L'animateur de la soirée, Michael Giacchino, à qui l'on doit notamment la trame sonore du film d'animation Ratatouille, a salué le travail de M. Back.

«L'oeuvre de M. Back reflète non seulement le travail d'un artiste talentueux, mais aussi la passion d'une vie pour le monde naturel et un dévouement aux causes environnementales.»

Normand Roger à l'honneur

Dimanche, c'est aussi la carrière du compositeur québécois Normand Roger qui a été soulignée. M. Roger, qui collabore depuis longtemps avec Frédéric Back, s'est dit surpris de voir que des centaines de personnes s'étaient déplacées pour prendre part à une table ronde traitant de la musique qu'il a composée. «Quand j'ai su que je venais à L.A. en août, je me suis dit: «Personne ne va se présenter pour m'entendre parler», a dit M. Roger devant une salle comble de 150 personnes.

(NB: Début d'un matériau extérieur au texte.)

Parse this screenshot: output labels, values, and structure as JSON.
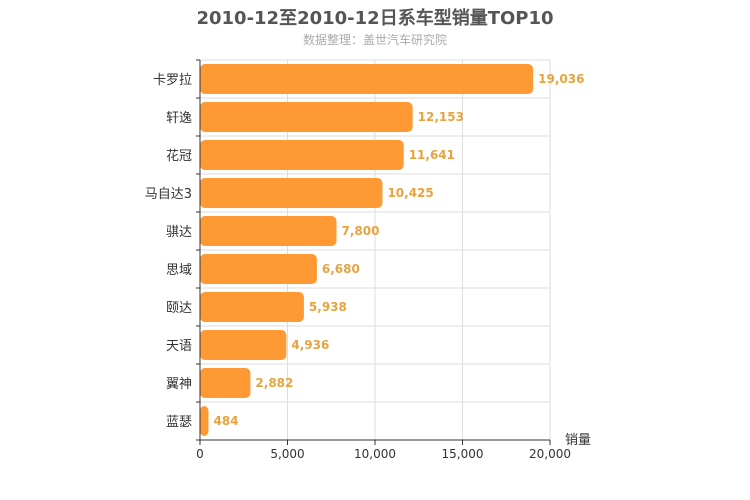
{
  "chart_data": {
    "type": "bar",
    "orientation": "horizontal",
    "title": "2010-12至2010-12日系车型销量TOP10",
    "subtitle": "数据整理：盖世汽车研究院",
    "categories": [
      "卡罗拉",
      "轩逸",
      "花冠",
      "马自达3",
      "骐达",
      "思域",
      "颐达",
      "天语",
      "翼神",
      "蓝瑟"
    ],
    "values": [
      19036,
      12153,
      11641,
      10425,
      7800,
      6680,
      5938,
      4936,
      2882,
      484
    ],
    "value_labels": [
      "19,036",
      "12,153",
      "11,641",
      "10,425",
      "7,800",
      "6,680",
      "5,938",
      "4,936",
      "2,882",
      "484"
    ],
    "xlabel": "销量",
    "ylabel": "",
    "xlim": [
      0,
      20000
    ],
    "x_ticks": [
      0,
      5000,
      10000,
      15000,
      20000
    ],
    "x_tick_labels": [
      "0",
      "5,000",
      "10,000",
      "15,000",
      "20,000"
    ],
    "grid": true,
    "bar_color": "#ff9933",
    "label_color": "#e8a33d"
  }
}
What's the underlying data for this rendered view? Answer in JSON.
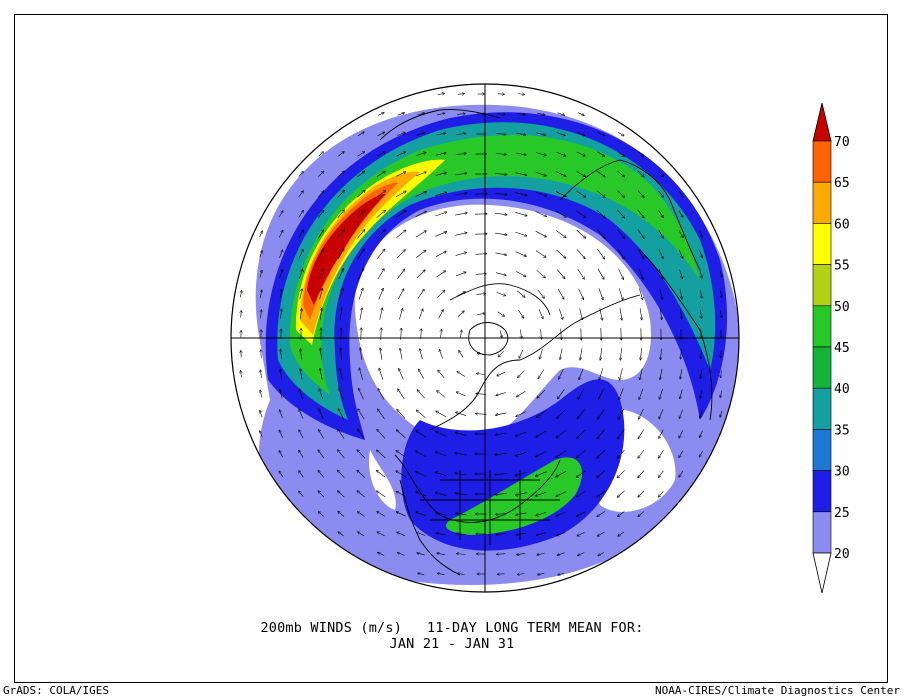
{
  "title": {
    "line1": "200mb WINDS (m/s)   11-DAY LONG TERM MEAN FOR:",
    "line2": "JAN 21 - JAN 31"
  },
  "credits": {
    "left": "GrADS: COLA/IGES",
    "right": "NOAA-CIRES/Climate Diagnostics Center"
  },
  "map": {
    "projection": "north polar stereographic",
    "field": "200mb wind speed shaded, wind vectors",
    "overlays": [
      "coastlines",
      "political boundaries",
      "US state boundaries",
      "lat-lon crosshair"
    ]
  },
  "colorbar": {
    "units": "m/s",
    "labels": [
      "20",
      "25",
      "30",
      "35",
      "40",
      "45",
      "50",
      "55",
      "60",
      "65",
      "70"
    ],
    "colors": [
      "#ffffff",
      "#8c8cf0",
      "#1e1ee6",
      "#1e78d2",
      "#14a0a0",
      "#14b43c",
      "#28c828",
      "#b4d214",
      "#ffff00",
      "#ffaa00",
      "#ff6400",
      "#c80000"
    ]
  }
}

Je suis honoré d'être ici avec vous ce soir pour vous parler de ma passion.»

Les films de Frédéric Back

Abracadabra (1970)
Inon ou la conquête du feu (1972)
La création des oiseaux (1972)
¿ Illusion ? (1975)
Taratata (1977)
Tout-rien (1978)
Crac! (1981)
L'homme qui plantait des arbres (1987)
Le fleuve aux grandes eaux (1993)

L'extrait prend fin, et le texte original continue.